As thirsty as these are for their very own gay, it’s the G.S.A. (Gay Straight Alliance) that most wants an out student they can prop up and fight for. G.S.A. leader Soledad (Joanna “Jo-Jo” Levesque) is so desperate for a gay she hunts one down on a faux-Grindr app. Yet it isn’t eager Brent whom she outs at the school but his hapless sidekick Tanner (Michael J. Willett)—a hoodie-wearing comic geek gay who is one makeover montage away from looking like hot stuff. Through a series of mishaps, Tanner, perfectly comfortable hiding in the background, becomes the most popular person (accessory? prop?) in the school, with everyone vying for the right to call him their very own GBF—except his own best friend, from whom he becomes estranged.
From there, writer George Northy takes us on a roller coaster ride of high school film clichés—but in the best possible way.
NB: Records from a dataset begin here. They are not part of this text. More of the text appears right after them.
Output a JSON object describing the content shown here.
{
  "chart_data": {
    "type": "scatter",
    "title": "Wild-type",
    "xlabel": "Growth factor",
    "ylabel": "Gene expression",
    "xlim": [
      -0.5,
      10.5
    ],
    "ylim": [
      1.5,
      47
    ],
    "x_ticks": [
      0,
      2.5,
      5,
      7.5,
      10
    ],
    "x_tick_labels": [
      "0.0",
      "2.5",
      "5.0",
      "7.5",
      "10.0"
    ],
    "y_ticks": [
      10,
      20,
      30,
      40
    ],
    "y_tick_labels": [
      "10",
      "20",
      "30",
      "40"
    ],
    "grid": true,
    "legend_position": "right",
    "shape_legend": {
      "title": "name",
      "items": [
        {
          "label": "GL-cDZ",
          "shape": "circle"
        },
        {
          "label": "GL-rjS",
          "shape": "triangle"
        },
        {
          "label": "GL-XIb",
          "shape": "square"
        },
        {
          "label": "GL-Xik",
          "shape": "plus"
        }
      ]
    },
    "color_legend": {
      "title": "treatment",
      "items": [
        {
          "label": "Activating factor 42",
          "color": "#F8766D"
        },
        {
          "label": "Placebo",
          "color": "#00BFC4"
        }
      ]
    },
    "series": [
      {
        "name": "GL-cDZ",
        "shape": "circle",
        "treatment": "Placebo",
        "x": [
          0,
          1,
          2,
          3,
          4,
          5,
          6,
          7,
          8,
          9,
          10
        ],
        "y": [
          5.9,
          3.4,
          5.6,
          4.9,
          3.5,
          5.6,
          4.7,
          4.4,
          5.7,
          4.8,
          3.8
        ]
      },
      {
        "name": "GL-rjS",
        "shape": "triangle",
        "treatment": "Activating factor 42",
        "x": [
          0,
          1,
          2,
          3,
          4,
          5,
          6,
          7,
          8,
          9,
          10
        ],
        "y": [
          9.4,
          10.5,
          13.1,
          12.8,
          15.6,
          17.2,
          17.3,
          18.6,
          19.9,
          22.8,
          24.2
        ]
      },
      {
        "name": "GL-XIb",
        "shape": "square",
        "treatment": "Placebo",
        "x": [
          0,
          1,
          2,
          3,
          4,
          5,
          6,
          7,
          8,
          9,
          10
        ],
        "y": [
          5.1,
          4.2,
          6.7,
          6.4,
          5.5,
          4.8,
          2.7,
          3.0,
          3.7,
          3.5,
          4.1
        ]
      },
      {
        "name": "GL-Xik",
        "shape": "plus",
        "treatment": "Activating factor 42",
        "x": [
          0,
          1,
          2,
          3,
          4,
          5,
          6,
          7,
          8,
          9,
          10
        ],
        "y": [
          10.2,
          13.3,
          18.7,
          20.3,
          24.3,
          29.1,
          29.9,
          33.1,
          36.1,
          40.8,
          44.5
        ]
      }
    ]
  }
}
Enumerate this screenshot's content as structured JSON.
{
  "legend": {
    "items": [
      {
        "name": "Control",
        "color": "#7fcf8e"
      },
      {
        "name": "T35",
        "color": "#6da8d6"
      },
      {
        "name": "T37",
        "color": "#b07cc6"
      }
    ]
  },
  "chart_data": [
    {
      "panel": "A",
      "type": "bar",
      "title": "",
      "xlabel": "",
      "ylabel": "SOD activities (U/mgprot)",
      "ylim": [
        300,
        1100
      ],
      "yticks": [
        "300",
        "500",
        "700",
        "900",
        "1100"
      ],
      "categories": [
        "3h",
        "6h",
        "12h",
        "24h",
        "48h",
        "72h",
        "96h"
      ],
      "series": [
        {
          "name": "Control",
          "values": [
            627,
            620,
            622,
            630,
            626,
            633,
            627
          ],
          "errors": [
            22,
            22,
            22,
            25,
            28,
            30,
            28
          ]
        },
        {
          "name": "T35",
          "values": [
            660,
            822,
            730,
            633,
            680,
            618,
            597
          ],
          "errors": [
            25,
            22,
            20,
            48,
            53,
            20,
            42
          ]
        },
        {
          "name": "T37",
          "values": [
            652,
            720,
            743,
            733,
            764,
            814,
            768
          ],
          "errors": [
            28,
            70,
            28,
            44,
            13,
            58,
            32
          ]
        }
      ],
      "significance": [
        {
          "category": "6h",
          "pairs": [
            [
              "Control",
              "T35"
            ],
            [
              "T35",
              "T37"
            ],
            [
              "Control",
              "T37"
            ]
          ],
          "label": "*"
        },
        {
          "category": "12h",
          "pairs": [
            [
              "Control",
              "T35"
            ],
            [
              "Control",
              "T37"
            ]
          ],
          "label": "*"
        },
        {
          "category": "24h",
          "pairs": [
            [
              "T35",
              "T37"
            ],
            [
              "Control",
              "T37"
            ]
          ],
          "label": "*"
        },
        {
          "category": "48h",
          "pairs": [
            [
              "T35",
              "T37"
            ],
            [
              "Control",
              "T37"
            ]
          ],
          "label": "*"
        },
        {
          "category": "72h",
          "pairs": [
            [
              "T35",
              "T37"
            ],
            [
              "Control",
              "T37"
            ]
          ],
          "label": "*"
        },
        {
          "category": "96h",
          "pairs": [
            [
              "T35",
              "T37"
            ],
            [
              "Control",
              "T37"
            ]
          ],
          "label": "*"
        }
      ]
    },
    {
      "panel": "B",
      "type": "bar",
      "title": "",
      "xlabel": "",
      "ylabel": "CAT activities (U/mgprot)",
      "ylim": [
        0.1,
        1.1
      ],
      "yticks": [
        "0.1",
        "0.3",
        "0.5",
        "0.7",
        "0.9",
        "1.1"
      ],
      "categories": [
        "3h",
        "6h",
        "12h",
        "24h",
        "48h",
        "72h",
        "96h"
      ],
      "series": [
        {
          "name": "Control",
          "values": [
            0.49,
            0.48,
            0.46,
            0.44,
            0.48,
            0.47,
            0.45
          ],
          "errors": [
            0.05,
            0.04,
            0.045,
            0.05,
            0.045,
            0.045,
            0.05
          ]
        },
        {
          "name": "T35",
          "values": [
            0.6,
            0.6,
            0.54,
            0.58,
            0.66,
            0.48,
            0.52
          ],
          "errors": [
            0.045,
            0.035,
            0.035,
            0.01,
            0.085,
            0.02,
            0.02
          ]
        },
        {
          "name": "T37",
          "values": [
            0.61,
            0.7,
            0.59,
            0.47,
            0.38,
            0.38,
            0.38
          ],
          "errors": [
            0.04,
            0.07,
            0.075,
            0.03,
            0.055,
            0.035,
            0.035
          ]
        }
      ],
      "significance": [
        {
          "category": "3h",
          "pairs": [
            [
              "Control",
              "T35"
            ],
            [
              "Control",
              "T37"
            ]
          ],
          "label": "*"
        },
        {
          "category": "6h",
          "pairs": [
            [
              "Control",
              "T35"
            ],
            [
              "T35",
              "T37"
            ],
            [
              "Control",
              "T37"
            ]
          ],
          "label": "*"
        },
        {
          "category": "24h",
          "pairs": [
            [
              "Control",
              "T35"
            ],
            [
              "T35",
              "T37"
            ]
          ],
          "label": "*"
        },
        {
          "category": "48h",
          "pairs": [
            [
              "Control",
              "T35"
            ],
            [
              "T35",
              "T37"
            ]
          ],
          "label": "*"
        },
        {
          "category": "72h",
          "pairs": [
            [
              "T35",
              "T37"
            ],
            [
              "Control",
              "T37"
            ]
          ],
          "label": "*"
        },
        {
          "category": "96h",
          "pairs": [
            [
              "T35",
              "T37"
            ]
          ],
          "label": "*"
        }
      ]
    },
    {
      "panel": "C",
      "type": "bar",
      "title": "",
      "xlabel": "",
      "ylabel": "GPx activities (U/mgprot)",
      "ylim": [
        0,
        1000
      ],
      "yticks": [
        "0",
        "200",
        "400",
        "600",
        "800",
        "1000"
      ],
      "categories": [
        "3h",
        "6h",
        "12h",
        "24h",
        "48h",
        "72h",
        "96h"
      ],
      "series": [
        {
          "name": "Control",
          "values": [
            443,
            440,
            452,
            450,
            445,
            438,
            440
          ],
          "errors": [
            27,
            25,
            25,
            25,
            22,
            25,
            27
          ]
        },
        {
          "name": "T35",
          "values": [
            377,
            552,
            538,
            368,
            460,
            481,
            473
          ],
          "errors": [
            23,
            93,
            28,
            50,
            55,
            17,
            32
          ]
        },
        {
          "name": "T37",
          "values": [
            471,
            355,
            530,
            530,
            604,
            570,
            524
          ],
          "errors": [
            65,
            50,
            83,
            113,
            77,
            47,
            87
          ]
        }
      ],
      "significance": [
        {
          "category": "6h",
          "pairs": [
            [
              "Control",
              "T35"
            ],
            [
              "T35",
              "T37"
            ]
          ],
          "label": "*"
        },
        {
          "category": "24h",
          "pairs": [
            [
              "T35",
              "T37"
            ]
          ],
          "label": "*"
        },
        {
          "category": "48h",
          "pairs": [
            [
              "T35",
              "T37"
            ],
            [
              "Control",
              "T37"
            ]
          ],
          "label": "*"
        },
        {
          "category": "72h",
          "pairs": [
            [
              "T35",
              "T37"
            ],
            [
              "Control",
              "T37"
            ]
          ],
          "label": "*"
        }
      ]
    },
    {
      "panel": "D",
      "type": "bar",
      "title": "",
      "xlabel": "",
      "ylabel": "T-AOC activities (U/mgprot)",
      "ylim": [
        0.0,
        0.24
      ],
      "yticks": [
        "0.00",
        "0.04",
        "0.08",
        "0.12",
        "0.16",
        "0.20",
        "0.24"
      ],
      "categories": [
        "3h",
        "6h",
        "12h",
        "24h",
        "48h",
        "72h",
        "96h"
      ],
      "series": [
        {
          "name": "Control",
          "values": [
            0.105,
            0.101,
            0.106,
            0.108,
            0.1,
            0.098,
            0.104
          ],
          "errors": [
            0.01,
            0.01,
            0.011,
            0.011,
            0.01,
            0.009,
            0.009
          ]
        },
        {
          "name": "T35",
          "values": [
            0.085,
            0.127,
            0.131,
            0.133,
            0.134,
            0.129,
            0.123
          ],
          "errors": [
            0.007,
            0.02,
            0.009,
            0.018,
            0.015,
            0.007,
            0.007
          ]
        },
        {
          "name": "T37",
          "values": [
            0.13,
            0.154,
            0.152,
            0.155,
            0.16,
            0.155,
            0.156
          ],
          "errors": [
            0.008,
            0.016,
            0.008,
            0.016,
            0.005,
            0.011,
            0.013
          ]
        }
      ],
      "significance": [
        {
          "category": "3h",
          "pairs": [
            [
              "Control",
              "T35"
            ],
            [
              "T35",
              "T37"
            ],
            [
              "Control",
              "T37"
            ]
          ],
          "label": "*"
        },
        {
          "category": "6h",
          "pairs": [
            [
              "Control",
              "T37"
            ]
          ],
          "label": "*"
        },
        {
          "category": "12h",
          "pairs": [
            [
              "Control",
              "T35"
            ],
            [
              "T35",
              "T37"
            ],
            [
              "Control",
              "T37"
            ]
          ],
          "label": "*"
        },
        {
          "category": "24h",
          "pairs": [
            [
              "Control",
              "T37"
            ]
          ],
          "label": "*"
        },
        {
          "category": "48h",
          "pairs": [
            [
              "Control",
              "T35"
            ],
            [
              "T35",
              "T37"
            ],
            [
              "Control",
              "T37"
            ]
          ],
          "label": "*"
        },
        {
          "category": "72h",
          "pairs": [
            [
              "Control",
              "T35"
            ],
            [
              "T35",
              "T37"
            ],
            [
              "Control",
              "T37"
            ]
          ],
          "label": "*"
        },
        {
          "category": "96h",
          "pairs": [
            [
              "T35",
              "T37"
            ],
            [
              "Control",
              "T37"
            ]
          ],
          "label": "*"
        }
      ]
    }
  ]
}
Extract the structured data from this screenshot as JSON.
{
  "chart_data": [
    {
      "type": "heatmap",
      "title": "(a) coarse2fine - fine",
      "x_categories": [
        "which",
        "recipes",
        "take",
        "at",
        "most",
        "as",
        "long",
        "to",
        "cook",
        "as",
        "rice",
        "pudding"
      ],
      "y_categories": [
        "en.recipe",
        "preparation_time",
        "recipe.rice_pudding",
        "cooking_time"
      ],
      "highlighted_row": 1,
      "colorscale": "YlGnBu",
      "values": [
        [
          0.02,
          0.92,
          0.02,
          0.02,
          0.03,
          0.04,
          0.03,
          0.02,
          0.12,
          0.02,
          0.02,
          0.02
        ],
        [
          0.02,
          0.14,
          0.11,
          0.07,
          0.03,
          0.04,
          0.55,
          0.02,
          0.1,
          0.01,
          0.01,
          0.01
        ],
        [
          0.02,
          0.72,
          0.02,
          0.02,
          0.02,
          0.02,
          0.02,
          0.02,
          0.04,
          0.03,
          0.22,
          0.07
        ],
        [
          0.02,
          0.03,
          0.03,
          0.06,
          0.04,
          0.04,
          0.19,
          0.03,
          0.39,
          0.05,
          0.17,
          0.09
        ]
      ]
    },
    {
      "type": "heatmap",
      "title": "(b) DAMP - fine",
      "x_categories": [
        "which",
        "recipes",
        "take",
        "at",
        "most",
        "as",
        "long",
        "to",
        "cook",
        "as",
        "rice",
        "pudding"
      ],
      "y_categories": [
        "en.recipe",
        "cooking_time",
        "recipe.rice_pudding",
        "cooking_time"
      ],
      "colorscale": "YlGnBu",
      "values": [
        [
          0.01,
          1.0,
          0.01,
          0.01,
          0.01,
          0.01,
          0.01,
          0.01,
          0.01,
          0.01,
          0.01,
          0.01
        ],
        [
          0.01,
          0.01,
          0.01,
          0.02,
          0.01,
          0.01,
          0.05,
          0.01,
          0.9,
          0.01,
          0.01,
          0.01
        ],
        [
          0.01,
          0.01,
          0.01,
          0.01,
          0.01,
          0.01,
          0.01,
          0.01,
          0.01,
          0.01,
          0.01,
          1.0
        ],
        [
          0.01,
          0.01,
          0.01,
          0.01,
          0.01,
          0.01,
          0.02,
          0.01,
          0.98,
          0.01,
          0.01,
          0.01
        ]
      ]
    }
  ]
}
Bouncing between a never-ending series of pop culture allusions and biting—frequently self-aware—quips (reminiscent of those Eating Out films) is a high-speed plot of duplicity and friendship.
Tanner is forced to accelerate his homosexual maturation as the girls try to pigeonhole him into a stereotype. Whether for nefarious or noble purposes, these characters have pre-conceived notions of what a gay guy should be and try to foist that onto Tanner. But as Tanner—and everyone else—inevitably must learn is that he just needs to be true to himself. This is a high school film after all.
G.B.F is at times grating, but it has enough charm to make up for it. Director Darren Stein keeps the mood lighthearted (more so than his other cult hit film Jawbreaker) yet incisive. He’s also populated the film with familiar adult actors (to round out the already great teen cast). Megan Mullally gives a moving (and hilarious) performance as Brent’s super supportive mother. Jawbreaker alum Rebecca Gayheart pops up as Tanner’s stepmom. Plus there are random appearances by American Pie’s Natasha Lyonne, Weekend at Bernie’s Jonathan Silverman, and SNL vet Horatio Sanz. Not to mention a stellar soundtrack that includes Tegan and Sara’s “Closer” and Ellie Goulding’s “Anything Can Happen.”
With so few LGBT-themed narratives at the Tribeca Film Festival this year (the others are Floating Skyscrapers and Will You Still Love Me Tomorrow?), this is the standout one. It’s got a broad audience appeal and enough campy fun to warrant repeat viewing. But what makes it stand out the most is that Stein brilliantly centers the film around Tanner and Brent’s relationship. Their close relationship is tested, and their sexual yearnings—for each other, for someone—provide some great tension. They’re the true heart of the film, and the true reason you should see it.